Конечно, я первым поднял руку. И Мария Федоровна это заметила. Она улыбнулась, погладила меня по голове.
- Ну, Юра, где родилась твоя мама? – спросила она нарочито громко, призывая меня отвечать так же громко.
- В хлеву! – тут же выпалил я что есть мочи.
Все дети дружно, как по команде залились веселым смехом. Я покраснел и заплакал.
Заплакал, потому, что не успел рассказать всем, что летом меня отвезли к тетке, в деревню, где родилась мама.
Тетка была веселая и очень быстрая. Когда тетка улыбалась, еще щеки напоминали мне яблоки с картинок множества журналов лежащих у нее на чердаке, с портретом седого старика Мичурина.
Тетка повела меня к старым, бревенчатым домам за оврагом показывать дом, где родилась моя мама.
Мы проходили мимо старого, но большого и более добротного дома, с серой соломенной крышей.
- Это дом тетки Груши, - говорила мне тетка и я думал, какое странное прозвище у этой тетки и что имеют ввиду - дерево или плод.
- Тетка Груша прятала тетю Нину, когда ее хотели угнать в Германию, на работы, - говорила тетка.
Я недоверчиво смотрел на тетку не понимая, как такую большую тетку Нину можно было где-то спрятать.
Мы пришли ко второму заброшенному, покосившемуся ветхому дому и зашли внутрь.
В доме было тихо. Свет проникал сквозь оконные рамы и прорехи в крыше и напоминал мне огни цирковой рампы, где вместо гимнастов, в воздухе кружились мухи и комары.
Соломенная пыль просто висела в воздухе и не двигалась, словно на рисунках марок из серии «Космос», в моем кляссере.
- Вот тут, - сказала мне тетка, указывая на запыленный угол дома. - За печкой, стояла кровать, где родилась твоя мама.
Там ни чего не было. Мне было не интересно смотреть на заросший паутиной угол.
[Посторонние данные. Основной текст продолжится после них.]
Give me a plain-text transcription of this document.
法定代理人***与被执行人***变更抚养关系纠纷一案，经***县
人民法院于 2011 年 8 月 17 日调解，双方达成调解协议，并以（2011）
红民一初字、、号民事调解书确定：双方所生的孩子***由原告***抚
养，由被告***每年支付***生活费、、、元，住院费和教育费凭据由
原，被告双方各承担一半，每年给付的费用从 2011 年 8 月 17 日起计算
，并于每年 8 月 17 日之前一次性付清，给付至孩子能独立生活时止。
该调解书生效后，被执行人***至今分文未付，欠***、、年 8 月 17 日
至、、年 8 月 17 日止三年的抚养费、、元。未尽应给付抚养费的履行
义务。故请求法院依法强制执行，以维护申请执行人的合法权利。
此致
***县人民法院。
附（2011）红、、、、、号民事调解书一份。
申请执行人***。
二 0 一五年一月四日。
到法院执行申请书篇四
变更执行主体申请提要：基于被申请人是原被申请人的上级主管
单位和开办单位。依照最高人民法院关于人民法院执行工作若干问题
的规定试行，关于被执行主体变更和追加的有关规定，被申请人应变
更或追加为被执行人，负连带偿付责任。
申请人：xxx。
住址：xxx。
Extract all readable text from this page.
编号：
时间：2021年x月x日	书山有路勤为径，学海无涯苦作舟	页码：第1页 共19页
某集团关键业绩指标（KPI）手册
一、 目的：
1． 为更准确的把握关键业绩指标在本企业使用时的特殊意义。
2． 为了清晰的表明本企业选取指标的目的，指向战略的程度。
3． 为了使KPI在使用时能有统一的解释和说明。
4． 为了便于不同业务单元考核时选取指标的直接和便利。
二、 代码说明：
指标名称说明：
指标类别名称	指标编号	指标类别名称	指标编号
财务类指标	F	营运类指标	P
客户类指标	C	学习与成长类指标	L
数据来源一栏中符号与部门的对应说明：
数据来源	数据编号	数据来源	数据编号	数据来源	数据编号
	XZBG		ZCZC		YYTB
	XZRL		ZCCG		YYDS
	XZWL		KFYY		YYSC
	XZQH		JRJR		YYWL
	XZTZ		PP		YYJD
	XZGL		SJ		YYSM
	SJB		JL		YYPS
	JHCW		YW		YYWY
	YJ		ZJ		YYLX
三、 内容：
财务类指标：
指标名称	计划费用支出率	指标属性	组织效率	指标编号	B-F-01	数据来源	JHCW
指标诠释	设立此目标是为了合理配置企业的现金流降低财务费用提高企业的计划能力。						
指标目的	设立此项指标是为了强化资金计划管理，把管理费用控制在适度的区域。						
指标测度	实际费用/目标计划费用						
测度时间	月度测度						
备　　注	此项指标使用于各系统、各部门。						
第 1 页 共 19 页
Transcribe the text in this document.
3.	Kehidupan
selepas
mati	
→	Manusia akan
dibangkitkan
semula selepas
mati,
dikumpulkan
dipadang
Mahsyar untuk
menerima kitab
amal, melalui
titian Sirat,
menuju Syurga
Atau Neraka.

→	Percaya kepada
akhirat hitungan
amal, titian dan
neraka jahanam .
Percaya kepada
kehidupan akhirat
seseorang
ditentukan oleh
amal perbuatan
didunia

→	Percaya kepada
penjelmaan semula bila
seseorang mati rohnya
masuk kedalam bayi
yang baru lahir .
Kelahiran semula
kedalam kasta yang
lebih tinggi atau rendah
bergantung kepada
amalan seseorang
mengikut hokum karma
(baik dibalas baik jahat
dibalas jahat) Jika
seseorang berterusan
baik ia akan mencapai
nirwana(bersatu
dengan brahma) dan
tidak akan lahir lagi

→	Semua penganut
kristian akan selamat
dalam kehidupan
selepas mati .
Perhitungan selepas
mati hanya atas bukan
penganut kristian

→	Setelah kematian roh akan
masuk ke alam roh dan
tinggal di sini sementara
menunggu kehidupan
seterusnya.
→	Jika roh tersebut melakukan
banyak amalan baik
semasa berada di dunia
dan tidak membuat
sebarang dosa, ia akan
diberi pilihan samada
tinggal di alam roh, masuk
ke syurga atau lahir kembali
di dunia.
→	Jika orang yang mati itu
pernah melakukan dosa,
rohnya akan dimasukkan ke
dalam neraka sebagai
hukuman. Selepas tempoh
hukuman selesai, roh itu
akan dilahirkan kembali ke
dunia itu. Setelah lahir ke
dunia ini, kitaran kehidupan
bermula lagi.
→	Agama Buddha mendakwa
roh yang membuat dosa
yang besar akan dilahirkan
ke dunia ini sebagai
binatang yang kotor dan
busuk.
Меня привлекал другой угол, огороженный длинными палками, наподобие плетня.
Тетка заметила мое любопытство.
- Тут зимовал наш теленок и поросенок, – объяснила она. – Корову угнали в Германию.
Я удивленно посмотрел на тетку.
- У мамы был зоопарк? – тихо, чтобы не растревожить стоящую в доме пыль, спросил я.
- Нет, - смеясь, ответила тетка. – Просто у нас, не было сарая и домашних животных зимой держали в доме, чтобы они не замерзли.
Я недоверчиво смотрел на загон.
- Немцы не селились в таких домах, - добавила тетка для убедительности.
Я молча глядел на сухую солому и несколько обглоданных початков кукурузы в загоне и вспомнил, как мама, мастеря платье для куклы сестры, рассказывала, что в детстве, они кукол делали из початков кукурузы, расчесывая кукурузные рыльца как волосы.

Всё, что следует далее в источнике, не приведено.